Data-Driven Superstabilizing Control under Quadratically-Bounded Errors-in-Variables Noise
Jared Miller, Tianyu Dai, Mario Sznaier
TL;DR
The paper addresses stabilizing all discrete-time LTI plants consistent with data under quadratically bounded EIV noise by formulating an infinite-dimensional LP that enforces $W$-superstability across the data-consistent plant set. It leverages a theorem of alternatives to eliminate noise variables and utilizes the moment-SOS hierarchy to obtain tractable finite relaxations, with full, dense, and sparse truncation schemes. An extended superstability variant introduces joint optimization over a diagonal $W$ to enlarge the stabilizable set, and numerical experiments illustrate the method's potential and computational limits under different truncation orders. The work advances robust, data-driven superstabilization in EIV settings by integrating set-membership ideas, SOS certificates, and rigorous complexity analyses.
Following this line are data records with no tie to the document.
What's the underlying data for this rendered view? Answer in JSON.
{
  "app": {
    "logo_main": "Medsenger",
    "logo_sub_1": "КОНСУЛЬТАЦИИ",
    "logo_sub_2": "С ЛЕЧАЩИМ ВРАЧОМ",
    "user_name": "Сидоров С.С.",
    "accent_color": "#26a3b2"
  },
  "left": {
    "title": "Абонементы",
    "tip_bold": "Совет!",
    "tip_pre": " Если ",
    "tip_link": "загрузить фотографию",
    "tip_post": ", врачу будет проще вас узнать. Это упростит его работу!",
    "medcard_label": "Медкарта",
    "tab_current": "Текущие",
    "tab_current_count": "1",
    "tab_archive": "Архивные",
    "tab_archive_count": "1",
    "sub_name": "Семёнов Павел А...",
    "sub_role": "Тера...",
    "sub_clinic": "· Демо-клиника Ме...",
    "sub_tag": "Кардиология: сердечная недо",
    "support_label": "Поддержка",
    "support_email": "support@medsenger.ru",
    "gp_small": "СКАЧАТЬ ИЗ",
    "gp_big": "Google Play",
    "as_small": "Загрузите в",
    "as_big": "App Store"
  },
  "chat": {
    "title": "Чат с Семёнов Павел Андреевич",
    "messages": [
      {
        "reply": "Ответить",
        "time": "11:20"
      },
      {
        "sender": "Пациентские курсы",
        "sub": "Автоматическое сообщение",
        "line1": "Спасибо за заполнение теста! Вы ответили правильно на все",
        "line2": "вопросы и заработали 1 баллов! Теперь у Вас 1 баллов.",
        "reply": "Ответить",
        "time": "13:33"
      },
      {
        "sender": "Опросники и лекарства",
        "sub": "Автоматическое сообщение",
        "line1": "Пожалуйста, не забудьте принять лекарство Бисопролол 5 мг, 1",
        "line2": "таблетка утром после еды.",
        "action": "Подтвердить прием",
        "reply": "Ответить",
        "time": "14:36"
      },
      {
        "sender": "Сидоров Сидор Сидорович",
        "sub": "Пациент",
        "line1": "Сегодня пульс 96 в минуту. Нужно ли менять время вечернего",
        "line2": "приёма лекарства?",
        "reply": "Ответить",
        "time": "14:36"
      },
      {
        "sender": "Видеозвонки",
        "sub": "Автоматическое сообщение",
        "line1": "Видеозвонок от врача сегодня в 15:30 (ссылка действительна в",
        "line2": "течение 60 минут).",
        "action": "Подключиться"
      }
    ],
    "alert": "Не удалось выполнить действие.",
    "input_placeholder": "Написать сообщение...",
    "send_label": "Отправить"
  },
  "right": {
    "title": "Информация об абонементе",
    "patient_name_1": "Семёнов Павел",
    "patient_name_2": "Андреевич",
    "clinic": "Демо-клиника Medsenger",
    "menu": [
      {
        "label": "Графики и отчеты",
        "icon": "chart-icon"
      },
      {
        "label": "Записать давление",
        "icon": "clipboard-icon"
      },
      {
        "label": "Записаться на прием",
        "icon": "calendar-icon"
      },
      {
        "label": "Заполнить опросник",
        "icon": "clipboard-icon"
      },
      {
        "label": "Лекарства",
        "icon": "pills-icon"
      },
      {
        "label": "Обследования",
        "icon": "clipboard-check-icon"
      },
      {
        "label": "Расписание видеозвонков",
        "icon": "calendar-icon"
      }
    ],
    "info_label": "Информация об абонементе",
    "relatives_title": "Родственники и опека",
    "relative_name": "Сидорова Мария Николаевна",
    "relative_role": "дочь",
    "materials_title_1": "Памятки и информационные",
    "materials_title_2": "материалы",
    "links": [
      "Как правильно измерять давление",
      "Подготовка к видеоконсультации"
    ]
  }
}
Practical impact lies in providing a principled, certifiable approach to stabilize systems from imperfect data where both state and input are contaminated, using scalable SOS-based relaxations and extensions to accommodate changing Lyapunov metrics.
Abstract
The Error-in-Variables model of system identification/control involves nontrivial input and measurement corruption of observed data, resulting in generically nonconvex optimization problems. This paper performs full-state-feedback stabilizing control of all discrete-time linear systems that are consistent with observed data for which the input and measurement noise obey quadratic bounds. Instances of such quadratic bounds include elementwise norm bounds (at each time sample), energy bounds (across the entire signal), and chance constraints arising from (sub)gaussian noise. Superstabilizing controllers are generated through the solution of a sum-of-squares hierarchy of semidefinite programs. A theorem of alternatives is employed to eliminate the input and measurement noise process, thus improving tractability.